Blue light-emitting diodes based on colloidal quantum dots with reduced surface-bulk coupling
Xingtong Chen, Xiongfeng Lin, Likuan Zhou, Xiaojuan Sun, Rui Li, Mengyu Chen, Yixing Yang, Wenjun Hou, Longjia Wu, Weiran Cao, Xin Zhang, Xiaolin Yan, Song Chen
Abstract
Abstract To industrialize printed full-color displays based on quantum-dot light-emitting diodes, one must explore the degradation mechanism and improve the operational stability of blue electroluminescence. Here, we report that although state-of-the-art blue quantum dots, with monotonically-graded core/shell/shell structures, feature near-unity photoluminescence quantum efficiency and efficient charge injection, the significant surface-bulk coupling at the quantum-dot level, revealed by the abnormal dipolar excited state, magnifies the impact of surface localized charges and limits operational lifetimes.

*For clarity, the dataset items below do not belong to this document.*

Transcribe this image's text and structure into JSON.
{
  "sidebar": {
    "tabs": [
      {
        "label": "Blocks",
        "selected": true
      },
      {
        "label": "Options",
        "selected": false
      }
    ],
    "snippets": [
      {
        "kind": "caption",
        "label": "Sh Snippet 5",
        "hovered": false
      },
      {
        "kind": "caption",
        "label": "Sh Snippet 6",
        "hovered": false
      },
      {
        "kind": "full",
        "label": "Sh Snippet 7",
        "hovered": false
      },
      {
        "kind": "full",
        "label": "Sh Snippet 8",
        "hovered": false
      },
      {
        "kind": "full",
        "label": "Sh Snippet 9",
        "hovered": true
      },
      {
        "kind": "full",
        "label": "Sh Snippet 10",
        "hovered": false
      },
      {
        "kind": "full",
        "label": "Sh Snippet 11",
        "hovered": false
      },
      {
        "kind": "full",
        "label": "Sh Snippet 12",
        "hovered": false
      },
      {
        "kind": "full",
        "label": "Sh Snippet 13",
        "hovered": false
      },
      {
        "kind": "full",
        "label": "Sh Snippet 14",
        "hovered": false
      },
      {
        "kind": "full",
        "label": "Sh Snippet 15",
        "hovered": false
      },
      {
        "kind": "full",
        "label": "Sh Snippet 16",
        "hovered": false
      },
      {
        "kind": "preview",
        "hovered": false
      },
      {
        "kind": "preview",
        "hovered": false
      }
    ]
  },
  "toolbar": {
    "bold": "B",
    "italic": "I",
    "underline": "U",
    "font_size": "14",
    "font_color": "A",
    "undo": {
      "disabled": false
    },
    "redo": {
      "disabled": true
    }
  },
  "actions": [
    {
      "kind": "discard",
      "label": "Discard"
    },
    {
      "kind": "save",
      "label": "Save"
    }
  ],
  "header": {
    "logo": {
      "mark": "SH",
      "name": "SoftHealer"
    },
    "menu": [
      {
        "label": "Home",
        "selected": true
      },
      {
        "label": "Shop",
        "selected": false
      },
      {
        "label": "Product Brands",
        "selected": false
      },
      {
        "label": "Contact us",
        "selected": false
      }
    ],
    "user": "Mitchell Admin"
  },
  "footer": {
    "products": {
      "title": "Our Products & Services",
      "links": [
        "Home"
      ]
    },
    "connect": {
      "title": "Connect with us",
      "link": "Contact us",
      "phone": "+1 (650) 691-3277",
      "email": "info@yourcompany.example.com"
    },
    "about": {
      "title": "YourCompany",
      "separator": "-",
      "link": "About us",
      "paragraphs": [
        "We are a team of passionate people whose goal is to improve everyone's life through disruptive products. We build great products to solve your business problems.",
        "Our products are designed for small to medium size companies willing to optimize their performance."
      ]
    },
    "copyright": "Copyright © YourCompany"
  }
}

Inspired by this, we propose blue quantum dots with a large core and an intermediate shell featuring nonmonotonically-graded energy levels. This strategy significantly reduces surface-bulk coupling and tunes emission wavelength without compromising charge injection. Using these quantum dots, we fabricate bottom-emitting devices with emission colors varying from near-Rec.2020-standard blue to sky blue. At an initial luminance of 1000 cd m −2 , these devices exhibit T 95 operational lifetimes ranging from 75 to 227 h, significantly surpassing the existing records.